Elsewhere, guest vocalists such as Sasha Keable and Jamie Woon make the most of their appearances, with the former being the perfect balance of the duo’s ability to craft Top 40 juggernauts and underground dance floor gems (see: “When A Fire Starts To Burn”). On “January,” Woon turns in a remarkable performance, taking command of his surroundings in a way others could only dream of. Everyone’s favorite UK singer, Jessie Ware, shows up on the sultry “Confess To Me” and she does what she does best. “Confide in me,” she sings. Not many singers can make commitment sound like a warm blanket rather than a long journey through the snow.

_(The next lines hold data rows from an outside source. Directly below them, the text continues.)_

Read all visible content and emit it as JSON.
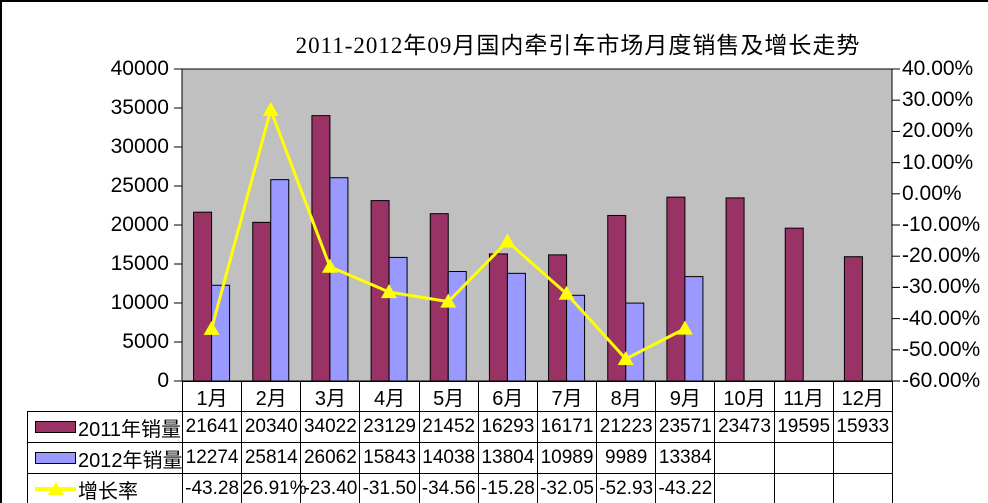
{
  "title": "2011-2012年09月国内牵引车市场月度销售及增长走势",
  "colors": {
    "bar_2011": "#993366",
    "bar_2012": "#9999FF",
    "growth_line": "#FFFF00",
    "plot_background": "#C0C0C0",
    "axis": "#000000"
  },
  "chart_data": {
    "type": "bar",
    "subtype": "grouped bars with overlaid line (secondary axis)",
    "title": "2011-2012年09月国内牵引车市场月度销售及增长走势",
    "categories": [
      "1月",
      "2月",
      "3月",
      "4月",
      "5月",
      "6月",
      "7月",
      "8月",
      "9月",
      "10月",
      "11月",
      "12月"
    ],
    "series": [
      {
        "name": "2011年销量",
        "type": "bar",
        "color": "#993366",
        "values": [
          21641,
          20340,
          34022,
          23129,
          21452,
          16293,
          16171,
          21223,
          23571,
          23473,
          19595,
          15933
        ]
      },
      {
        "name": "2012年销量",
        "type": "bar",
        "color": "#9999FF",
        "values": [
          12274,
          25814,
          26062,
          15843,
          14038,
          13804,
          10989,
          9989,
          13384,
          null,
          null,
          null
        ]
      },
      {
        "name": "增长率",
        "type": "line",
        "axis": "right",
        "color": "#FFFF00",
        "marker": "triangle",
        "values": [
          -43.28,
          26.91,
          -23.4,
          -31.5,
          -34.56,
          -15.28,
          -32.05,
          -52.93,
          -43.22,
          null,
          null,
          null
        ]
      }
    ],
    "left_axis": {
      "min": 0,
      "max": 40000,
      "step": 5000,
      "tick_labels": [
        "40000",
        "35000",
        "30000",
        "25000",
        "20000",
        "15000",
        "10000",
        "5000",
        "0"
      ]
    },
    "right_axis": {
      "min": -60,
      "max": 40,
      "step": 10,
      "tick_labels": [
        "40.00%",
        "30.00%",
        "20.00%",
        "10.00%",
        "0.00%",
        "-10.00%",
        "-20.00%",
        "-30.00%",
        "-40.00%",
        "-50.00%",
        "-60.00%"
      ]
    },
    "grid": false,
    "legend_position": "table-left",
    "plot_background": "#C0C0C0"
  },
  "table": {
    "months": [
      "1月",
      "2月",
      "3月",
      "4月",
      "5月",
      "6月",
      "7月",
      "8月",
      "9月",
      "10月",
      "11月",
      "12月"
    ],
    "rows": [
      {
        "legend": "2011年销量",
        "swatch": "bar",
        "color": "#993366",
        "cells": [
          "21641",
          "20340",
          "34022",
          "23129",
          "21452",
          "16293",
          "16171",
          "21223",
          "23571",
          "23473",
          "19595",
          "15933"
        ]
      },
      {
        "legend": "2012年销量",
        "swatch": "bar",
        "color": "#9999FF",
        "cells": [
          "12274",
          "25814",
          "26062",
          "15843",
          "14038",
          "13804",
          "10989",
          "9989",
          "13384",
          "",
          "",
          ""
        ]
      },
      {
        "legend": "增长率",
        "swatch": "line",
        "color": "#FFFF00",
        "cells": [
          "-43.28",
          "26.91%",
          "-23.40",
          "-31.50",
          "-34.56",
          "-15.28",
          "-32.05",
          "-52.93",
          "-43.22",
          "",
          "",
          ""
        ]
      }
    ]
  }
}
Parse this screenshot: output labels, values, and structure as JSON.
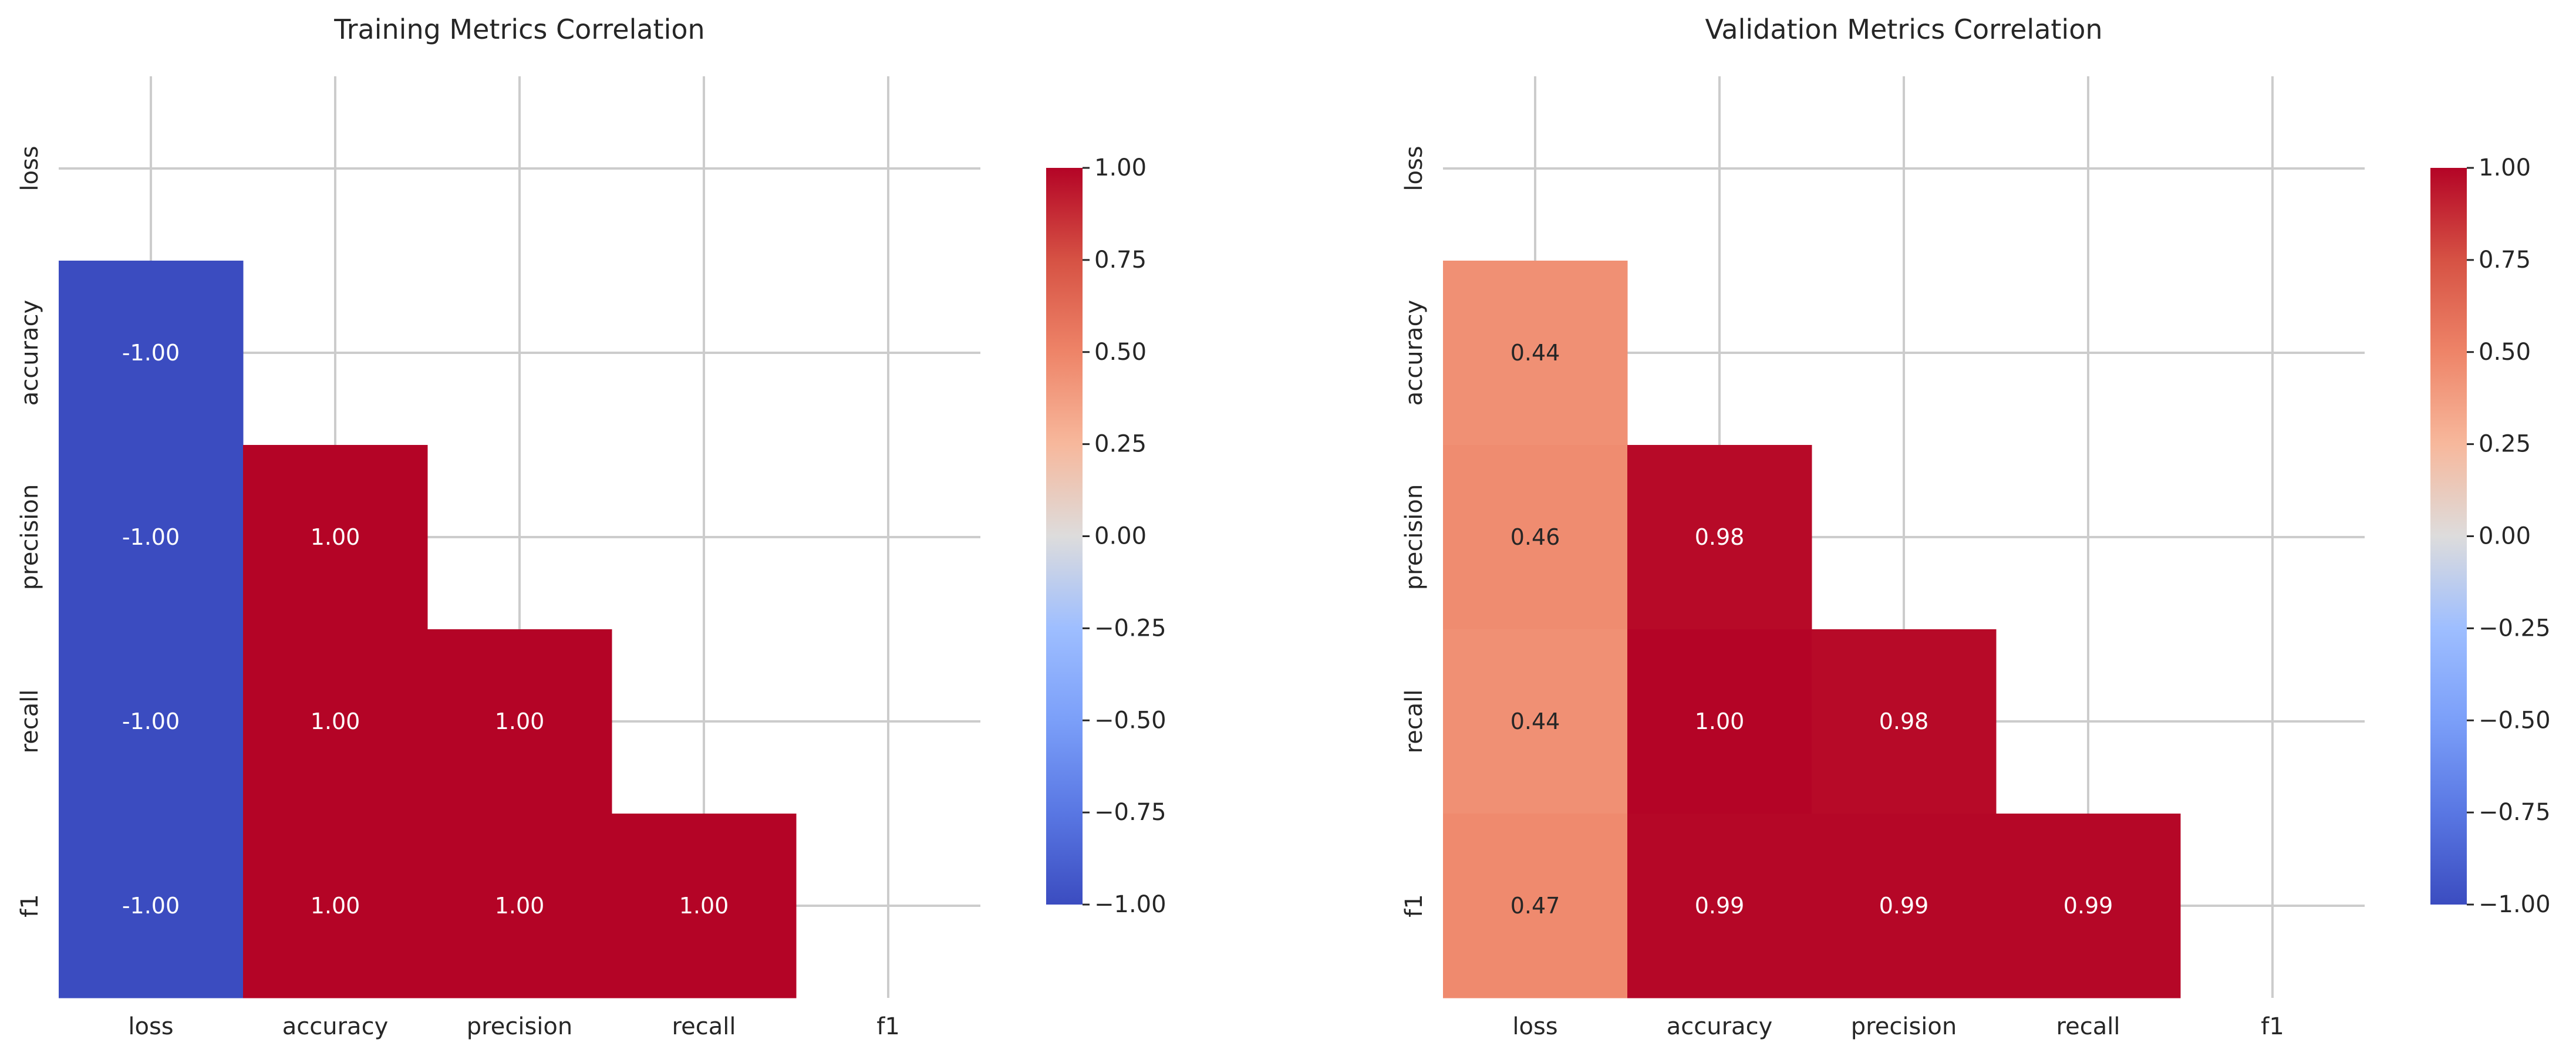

The greatest electronica albums, Endtroducing, Untrue, Music Has the Right To Children, are all based in the muck and mud, as much indebted to the emotional lows of life as most other electronica music is based on the euphoria one experiences once every blue moon. Settle is not trying to be the work of Burial or Boards Of Canada; it’s the work of two kids becoming men settling into their surroundings, taking the potential energy of the likes of DJ Shadow and transferring it to the kinetic energy that has made EDM such a force in pop culture these past couple of years. This is an album that will only gain steam as we submerge ourselves into these summer months, and will surely become a staple of every summer henceforth.